Proteins are the building blocks of the cell, and are responsible for most of the actions that take place in the body. The proteins are formed from amino acids in a process dictated by the genetic code, and a critical step in this process is their folding - a folding that gives them a three-dimensional structure that is essential for their proper functioning. The folding process is controlled by other proteins called chaperones, on which the current research focused. 

The Technion researchers, who focused on ALS and Huntington's disease, discovered that the activity of the chaperones affects the two diseases in different ways. According to Prof. Shelgi, "What we discovered in the research is that even the same sferon, in its different variations, may lead to opposite results in the two diseases."
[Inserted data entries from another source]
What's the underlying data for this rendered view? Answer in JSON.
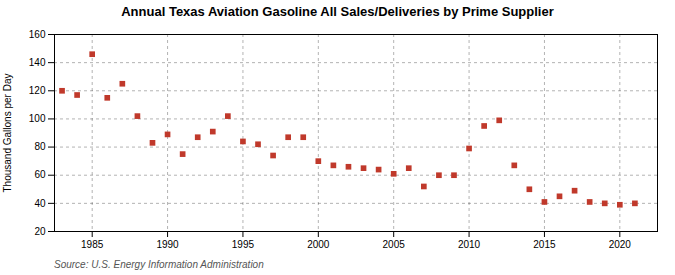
{
  "chart_data": {
    "type": "scatter",
    "title": "Annual Texas Aviation Gasoline All Sales/Deliveries by Prime Supplier",
    "ylabel": "Thousand Gallons per Day",
    "annotation": "Source: U.S. Energy Information Administration",
    "x": [
      1983,
      1984,
      1985,
      1986,
      1987,
      1988,
      1989,
      1990,
      1991,
      1992,
      1993,
      1994,
      1995,
      1996,
      1997,
      1998,
      1999,
      2000,
      2001,
      2002,
      2003,
      2004,
      2005,
      2006,
      2007,
      2008,
      2009,
      2010,
      2011,
      2012,
      2013,
      2014,
      2015,
      2016,
      2017,
      2018,
      2019,
      2020,
      2021
    ],
    "values": [
      120,
      117,
      146,
      115,
      125,
      102,
      83,
      89,
      75,
      87,
      91,
      102,
      84,
      82,
      74,
      87,
      87,
      70,
      67,
      66,
      65,
      64,
      61,
      65,
      52,
      60,
      60,
      79,
      95,
      99,
      67,
      50,
      41,
      45,
      49,
      41,
      40,
      39,
      40
    ],
    "color": "#c0392b",
    "marker": "square",
    "xlim": [
      1982.5,
      2022.5
    ],
    "xticks": [
      1985,
      1990,
      1995,
      2000,
      2005,
      2010,
      2015,
      2020
    ],
    "ylim": [
      20,
      160
    ],
    "yticks": [
      20,
      40,
      60,
      80,
      100,
      120,
      140,
      160
    ],
    "grid": true
  }
}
Variations of chaperones are called isoforms. The Technion researchers discovered that in ALS disease, a certain sferon may act in different ways - if it is a "normal" isoform, it manages to prevent the aggregation of the protein that causes the disease (FUS proteins), which will delay the damage to neurons; However if it is a short isoform it will not have that effect.

In Huntington's, on the other hand, the effect is the opposite: precisely the short isoforms will prevent the aggregation of the protein that causes the disease (HTT-polyQ protein), while the "normal" isoforms will accelerate the accumulation, which may lead to worsening of the disease.

In experiments on cells and neurons, the researchers discovered that increased expression of the correct isoform makes it possible to dramatically reduce (up to 80%) the aggregation of the disease-causing proteins in the cell. "In fact, the saffrons are an essential component in protecting the brain against degeneration. Some of them come into action in response to various stresses such as heat, and this to protect the proteins; But in the case of neurodegenerative diseases, these are not the appropriate chaperones to fight the aggregation process. The right tools exist in the cell's toolbox, and now we have discovered exactly which tools are right to use in the case of ALS caused by the FUS protein. Unfortunately, the cell does not know exactly which tools to use in these cases, and sometimes using the wrong tools will lead to a devastating result. Our hope is that, based on the current findings, in the future we will be able to develop methods to increase the expression of the 'correct' chaperones in neurons, depending on the specific disease. This will pave the way for effective treatments in the style of "personalized medicine" for neurodegenerative diseases that are currently considered incurable diseases."

The research was conducted in collaboration with the Berlin Laboratory at the Rappaport Faculty of Medicine at the Technion and was supported by the National Science Foundation, the European Union (ERC), and the Prince Center for Neurological Diseases of the Brain.